En cas de détection d’une atteinte cognitive, le médecin et le patient auront toutes les cartes en main pour changer de traitement et essayer des molécules plus efficaces contre la forme progressive de la maladie. « Ces traitements sont aussi plus agressifs, donc ils ne peuvent pas être donnés d’emblée. Mais c’est important de les proposer au bon moment », indique le spécialiste.

Le patient, maître du suivi

Lors de la première phase de l’essai clinique, les patients s’auto-évalueront dans le confort de leur foyer une fois par semaine, pendant un an. Ensuite, le test sera effectué tous les six mois, toujours à la maison. « Avec la pandémie, on a réalisé que l’accès aux spécialistes est parfois difficile, surtout pour les personnes en zones rurales. Le but de cet outil est aussi que les gens puissent être davantage acteurs de leur prise en charge : s’autotester, c’est être plus autonome », explique le Dr De Villers-Sidani.

L’accessibilité aux soins est l’un des chevaux de bataille de la Société canadienne de la sclérose en plaques, qui souligne la pertinence de ce type d’outils (sans toutefois se prononcer sur la qualité de l’application encore expérimentale). « Les troubles cognitifs touchent 80 % des personnes ayant la sclérose en plaques, quelle que soit la forme de la maladie. C’est une maladie épisodique et imprévisible, donc le fait de pouvoir avoir une évaluation fréquente est sans aucun doute une avancée », indique Marie-Ève Simard, directrice du marketing et des communications à la Société canadienne de la sclérose en plaques – Division du Québec.

En attendant les résultats de l’essai, notons que l’approche est un exemple éloquent du seul mérite qu’aura probablement eu la pandémie : celui d’avoir accéléré le développement de la médecine à distance, moins invasive et plus accessible.

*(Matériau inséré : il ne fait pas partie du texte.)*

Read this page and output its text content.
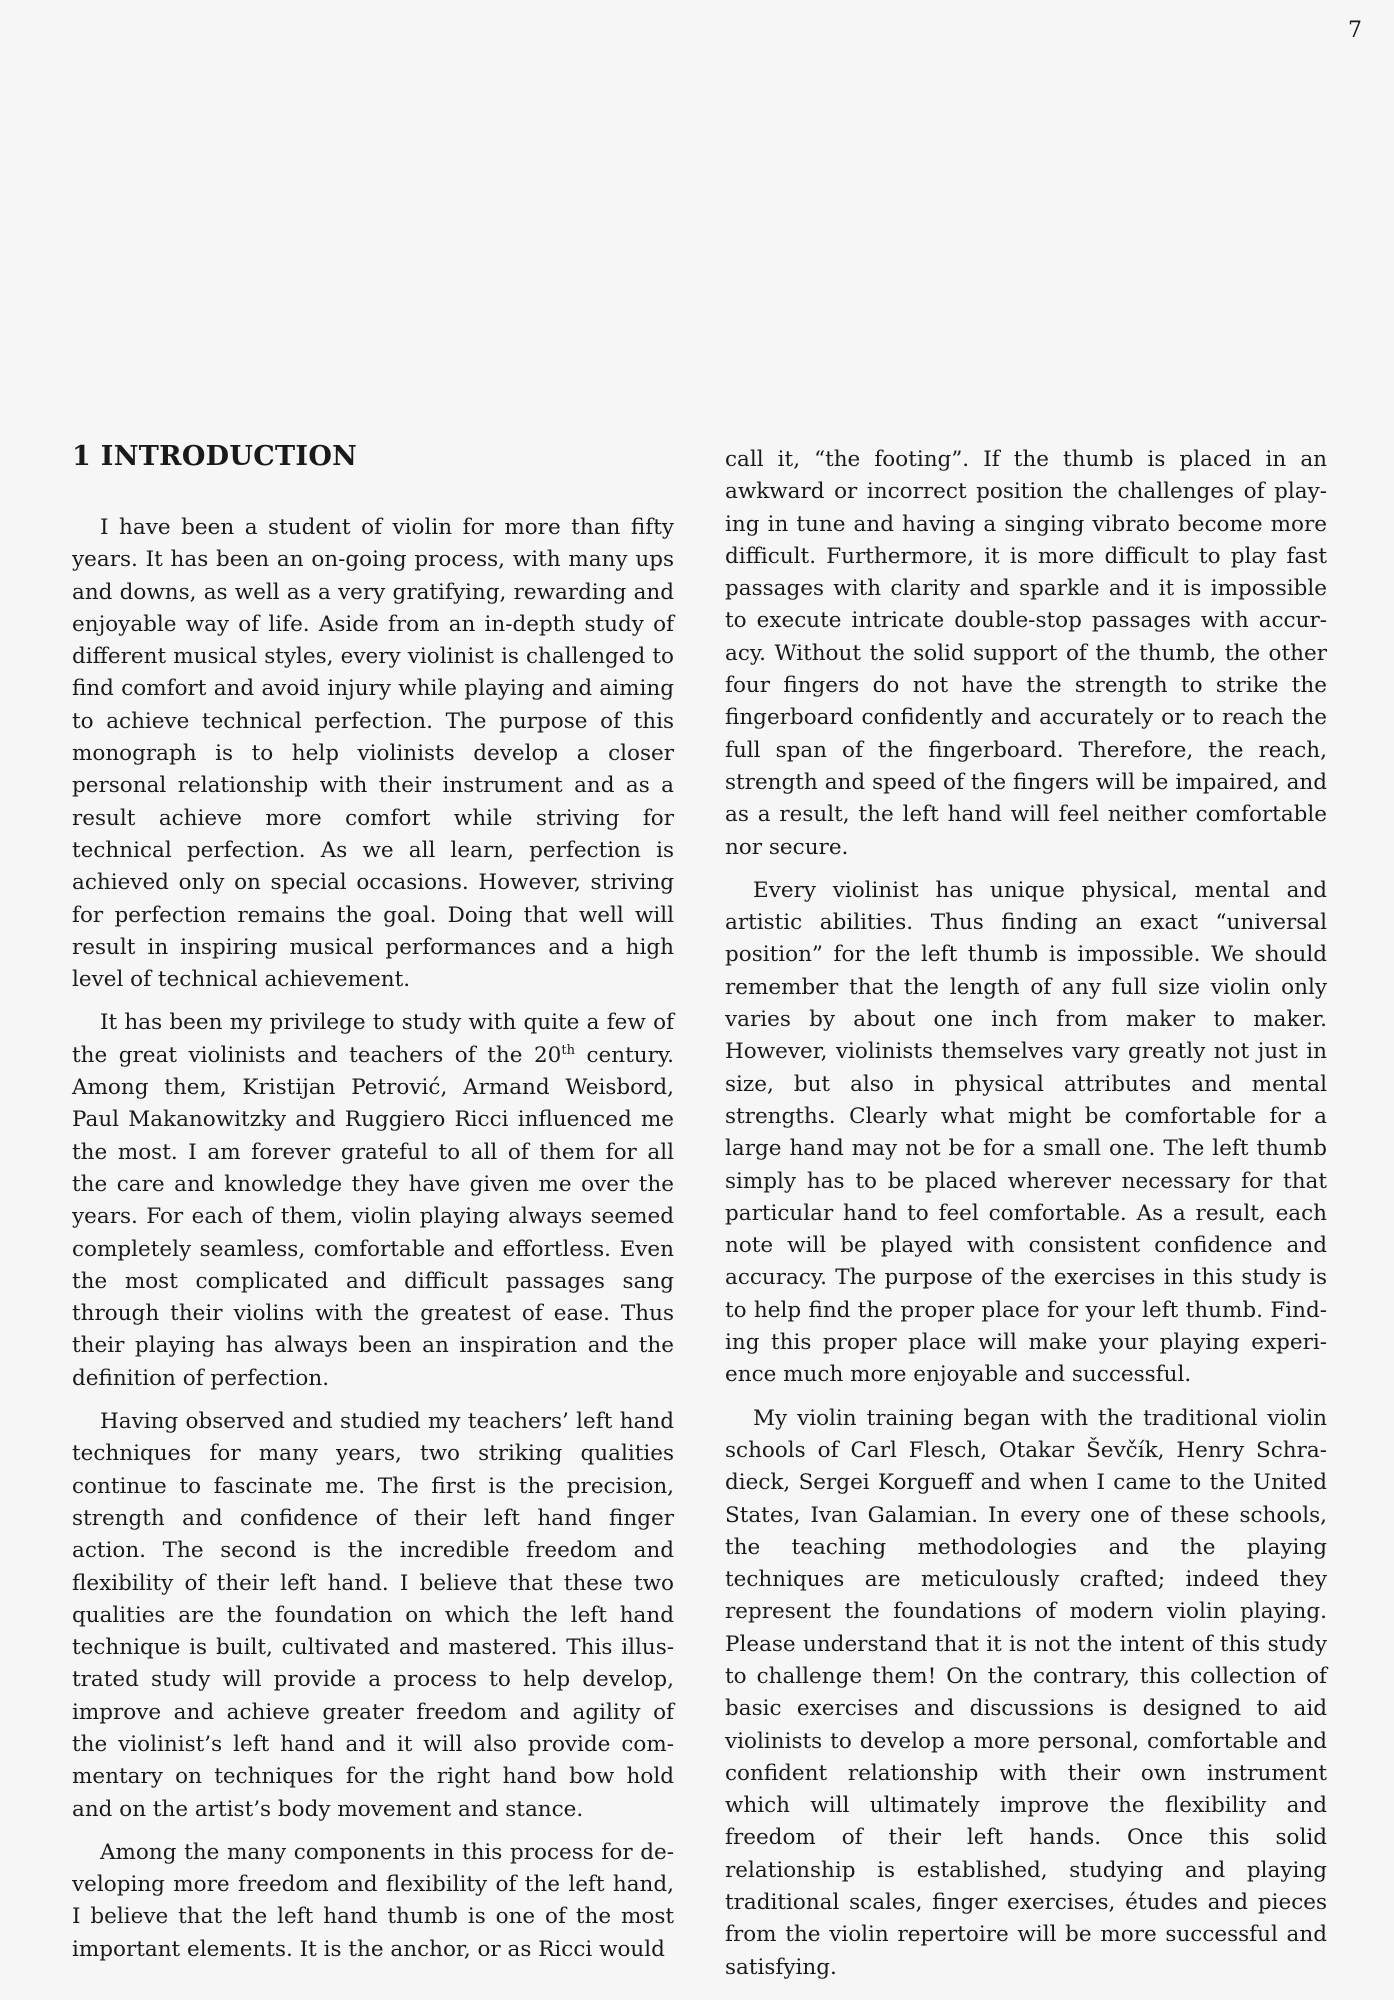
7

1 INTRODUCTION

I have been a student of violin for more than fifty years. It has been an on-going process, with many ups and downs, as well as a very gratifying, rewarding and enjoyable way of life. Aside from an in-depth study of different musical styles, every violinist is challenged to find comfort and avoid injury while playing and aiming to achieve technical perfection. The purpose of this monograph is to help violinists develop a closer personal relationship with their instrument and as a result achieve more comfort while striving for technical perfection. As we all learn, perfection is achieved only on special occasions. However, striving for perfection remains the goal. Doing that well will result in inspiring musical performances and a high level of technical achievement.

It has been my privilege to study with quite a few of the great violinists and teachers of the 20th century. Among them, Kristijan Petrović, Armand Weisbord, Paul Makanowitzky and Ruggiero Ricci influenced me the most. I am forever grateful to all of them for all the care and knowledge they have given me over the years. For each of them, violin playing always seemed completely seamless, comfortable and effortless. Even the most complicated and difficult passages sang through their violins with the greatest of ease. Thus their playing has always been an inspiration and the definition of perfection.

Having observed and studied my teachers’ left hand techniques for many years, two striking qualities continue to fascinate me. The first is the precision, strength and confidence of their left hand finger action. The second is the incredible freedom and flexibility of their left hand. I believe that these two qualities are the foundation on which the left hand technique is built, cultivated and mastered. This illustrated study will provide a process to help develop, improve and achieve greater freedom and agility of the violinist’s left hand and it will also provide commentary on techniques for the right hand bow hold and on the artist’s body movement and stance.

Among the many components in this process for developing more freedom and flexibility of the left hand, I believe that the left hand thumb is one of the most important elements. It is the anchor, or as Ricci would

call it, “the footing”. If the thumb is placed in an awkward or incorrect position the challenges of playing in tune and having a singing vibrato become more difficult. Furthermore, it is more difficult to play fast passages with clarity and sparkle and it is impossible to execute intricate double-stop passages with accuracy. Without the solid support of the thumb, the other four fingers do not have the strength to strike the fingerboard confidently and accurately or to reach the full span of the fingerboard. Therefore, the reach, strength and speed of the fingers will be impaired, and as a result, the left hand will feel neither comfortable nor secure.

Every violinist has unique physical, mental and artistic abilities. Thus finding an exact “universal position” for the left thumb is impossible. We should remember that the length of any full size violin only varies by about one inch from maker to maker. However, violinists themselves vary greatly not just in size, but also in physical attributes and mental strengths. Clearly what might be comfortable for a large hand may not be for a small one. The left thumb simply has to be placed wherever necessary for that particular hand to feel comfortable. As a result, each note will be played with consistent confidence and accuracy. The purpose of the exercises in this study is to help find the proper place for your left thumb. Finding this proper place will make your playing experience much more enjoyable and successful.

My violin training began with the traditional violin schools of Carl Flesch, Otakar Ševčík, Henry Schradieck, Sergei Korgueff and when I came to the United States, Ivan Galamian. In every one of these schools, the teaching methodologies and the playing techniques are meticulously crafted; indeed they represent the foundations of modern violin playing. Please understand that it is not the intent of this study to challenge them! On the contrary, this collection of basic exercises and discussions is designed to aid violinists to develop a more personal, comfortable and confident relationship with their own instrument which will ultimately improve the flexibility and freedom of their left hands. Once this solid relationship is established, studying and playing traditional scales, finger exercises, études and pieces from the violin repertoire will be more successful and satisfying.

Qu’est-ce que la sclérose en plaques?

C’est une maladie autoimmune qui se caractérise par des lésions inflammatoires (des « plaques ») dans le cerveau ou la moelle épinière. Cette inflammation s’accompagne d’une démyélinisation, c’est-à-dire de la perte de la gaine protectrice entourant les neurones. Les plaques sont responsables de troubles neurologiques divers : perte de sensibilité dans un membre, troubles de la vision, troubles de la coordination, troubles urinaires, etc. Ces déficits neurologiques apparaissent par « poussées » et peuvent être en partie réversibles.

« Mais il y a aussi un aspect progressif, qui ne repose pas tout à fait sur le même mécanisme », indique le Dr Étienne De Villers-Sidani. La neurodégénérescence (mort des neurones) est caractéristique de cette phase progressive. Les poussées se rapprochent, et le handicap neurologique peut alors progresser de façon irréversible.

Le Canada affiche l’un des plus hauts taux de sclérose en plaques du monde, avec plus de 90 000 personnes atteintes.